Life at the Club
Transporting you back to a gentler time, the Club occupies an outstanding piece of land in Dorval and certainly the most beautiful property found along the entire shore, reaching out into the waters of Lake St. Louis. The Club is generally open for the use of members and their guests five days a week, from Tuesday to Saturday. The Club is a 20-minute drive from downtown Montreal and a 10-minute drive from Montreal-Trudeau Airport. The unique attractiveness of the Club is a blend of many factors: its stunning location, the warmth of its appointments in the various salons, and its ambiance that gently wraps itself around you… you are home.
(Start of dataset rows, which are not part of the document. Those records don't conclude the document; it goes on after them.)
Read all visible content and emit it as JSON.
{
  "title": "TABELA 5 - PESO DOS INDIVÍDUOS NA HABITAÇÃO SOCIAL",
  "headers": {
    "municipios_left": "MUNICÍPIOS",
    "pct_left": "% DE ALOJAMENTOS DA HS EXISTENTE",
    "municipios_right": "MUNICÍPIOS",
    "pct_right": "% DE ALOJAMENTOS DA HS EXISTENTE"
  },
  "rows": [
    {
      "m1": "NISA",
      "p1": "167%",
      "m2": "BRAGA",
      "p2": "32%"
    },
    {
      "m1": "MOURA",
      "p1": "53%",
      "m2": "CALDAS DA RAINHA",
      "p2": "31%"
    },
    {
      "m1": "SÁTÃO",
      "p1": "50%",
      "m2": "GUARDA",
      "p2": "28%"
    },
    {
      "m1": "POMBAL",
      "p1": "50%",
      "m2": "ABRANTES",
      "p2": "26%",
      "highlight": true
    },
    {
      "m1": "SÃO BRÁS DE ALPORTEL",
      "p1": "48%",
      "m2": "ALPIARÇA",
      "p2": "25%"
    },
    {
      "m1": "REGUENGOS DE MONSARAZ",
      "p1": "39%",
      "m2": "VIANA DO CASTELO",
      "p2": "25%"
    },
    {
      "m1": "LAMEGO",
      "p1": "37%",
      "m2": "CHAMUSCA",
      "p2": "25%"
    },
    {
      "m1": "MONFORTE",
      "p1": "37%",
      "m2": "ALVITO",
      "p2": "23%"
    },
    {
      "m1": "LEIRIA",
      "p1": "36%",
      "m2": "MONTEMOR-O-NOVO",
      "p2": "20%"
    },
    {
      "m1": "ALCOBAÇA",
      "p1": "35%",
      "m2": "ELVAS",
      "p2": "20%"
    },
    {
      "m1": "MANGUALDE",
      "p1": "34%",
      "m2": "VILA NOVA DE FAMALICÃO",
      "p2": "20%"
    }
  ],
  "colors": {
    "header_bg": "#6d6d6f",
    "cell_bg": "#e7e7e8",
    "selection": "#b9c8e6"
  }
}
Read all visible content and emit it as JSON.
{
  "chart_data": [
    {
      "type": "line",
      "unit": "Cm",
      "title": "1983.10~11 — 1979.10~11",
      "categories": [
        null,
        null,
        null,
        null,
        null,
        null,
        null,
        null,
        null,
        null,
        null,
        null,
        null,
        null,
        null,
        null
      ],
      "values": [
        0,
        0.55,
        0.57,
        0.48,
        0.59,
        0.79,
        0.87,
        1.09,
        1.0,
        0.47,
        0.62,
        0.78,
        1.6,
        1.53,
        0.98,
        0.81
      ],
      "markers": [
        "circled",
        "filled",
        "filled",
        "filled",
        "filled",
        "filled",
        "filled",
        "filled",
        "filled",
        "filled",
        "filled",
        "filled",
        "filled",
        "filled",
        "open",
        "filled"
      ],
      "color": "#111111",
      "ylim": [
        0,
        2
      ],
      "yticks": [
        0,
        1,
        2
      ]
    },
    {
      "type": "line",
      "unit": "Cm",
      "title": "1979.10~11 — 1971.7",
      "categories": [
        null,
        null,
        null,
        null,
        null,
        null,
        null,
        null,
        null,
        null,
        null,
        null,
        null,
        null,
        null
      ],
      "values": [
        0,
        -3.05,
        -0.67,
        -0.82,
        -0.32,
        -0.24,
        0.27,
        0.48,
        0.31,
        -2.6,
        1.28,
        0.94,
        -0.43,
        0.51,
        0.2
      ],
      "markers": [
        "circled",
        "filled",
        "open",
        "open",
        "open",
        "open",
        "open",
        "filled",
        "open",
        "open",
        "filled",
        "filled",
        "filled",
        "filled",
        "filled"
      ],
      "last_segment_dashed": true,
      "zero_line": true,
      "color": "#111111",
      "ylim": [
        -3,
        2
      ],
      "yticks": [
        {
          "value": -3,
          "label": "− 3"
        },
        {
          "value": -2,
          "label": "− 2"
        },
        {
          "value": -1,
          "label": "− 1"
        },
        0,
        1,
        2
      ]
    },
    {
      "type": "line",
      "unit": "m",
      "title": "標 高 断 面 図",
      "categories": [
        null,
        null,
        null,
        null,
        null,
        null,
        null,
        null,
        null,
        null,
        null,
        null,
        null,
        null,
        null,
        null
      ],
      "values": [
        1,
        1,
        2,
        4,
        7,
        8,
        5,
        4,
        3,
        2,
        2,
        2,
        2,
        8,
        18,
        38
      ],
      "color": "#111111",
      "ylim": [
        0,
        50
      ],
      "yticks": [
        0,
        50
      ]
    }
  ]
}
Transporting you back to a gentler time
Your Gateway to a World of Exceptional Clubs
Established since 1884
In 1880, Frank Stephen built a cottage known as ‘Mapleband’ in Cartierville, and in 1884 it became the first home of the Forest & Stream Club.
It was decided that ‘Mapleband’ would be held in trust for the Forest & Stream. Along with the property came its contents, including the silverware engraved with the initials of Frank Stephen (‘FS’) most likely influencing the naming of this new country club.
The Club was formed by Frank Stephen and some of his gentlemen friends and associates on November 27, 1884 at a meeting held at the St. Lawrence Hall in Montreal. The Club’s original founders were Andrew Allan, James Bryce Allan, Hugh Montagu Allan, Louis Joseph Forget, Hartland St. Claire MacDougall, Hugh Paton, and Frank Stephen. It was formed with 15 shareholders.
The by-laws and constitution were established: The objective of the Club, as stated in the charter were ‘(…) for the encouragement of driving, boating, fishing and other sports, and for the maintenance of a country place for social gathering and purposes of amusement (…)’.
In 1872 Alfred Brown, then Chairman of the Grand Trunk Railway and a Director of the Bank of Montreal, purchased his waterfront lot projecting into the waters of Lake St. Louis, and on this remarkable site, Brown built his mansion. Mr. Brown gave his property the name of ‘Bel-Air’. The three-building estate consisted of the main residence, the carriage house, and the gatehouse. The estate became his summer residence and was completed in 1878. Mr. Brown also arranged to have a Grand Trunk Railway station built nearby which was named the ‘Bel-Air’ station, today known as Pine Beach Station, to facilitate his guests’ access to his estate.
During the late 19th century, Bel-Air also served as the clubhouse of the Bel-Air Race Track. He passed his estate to his heirs to be sold in 1888 to the Forest & Stream Club for $30,000.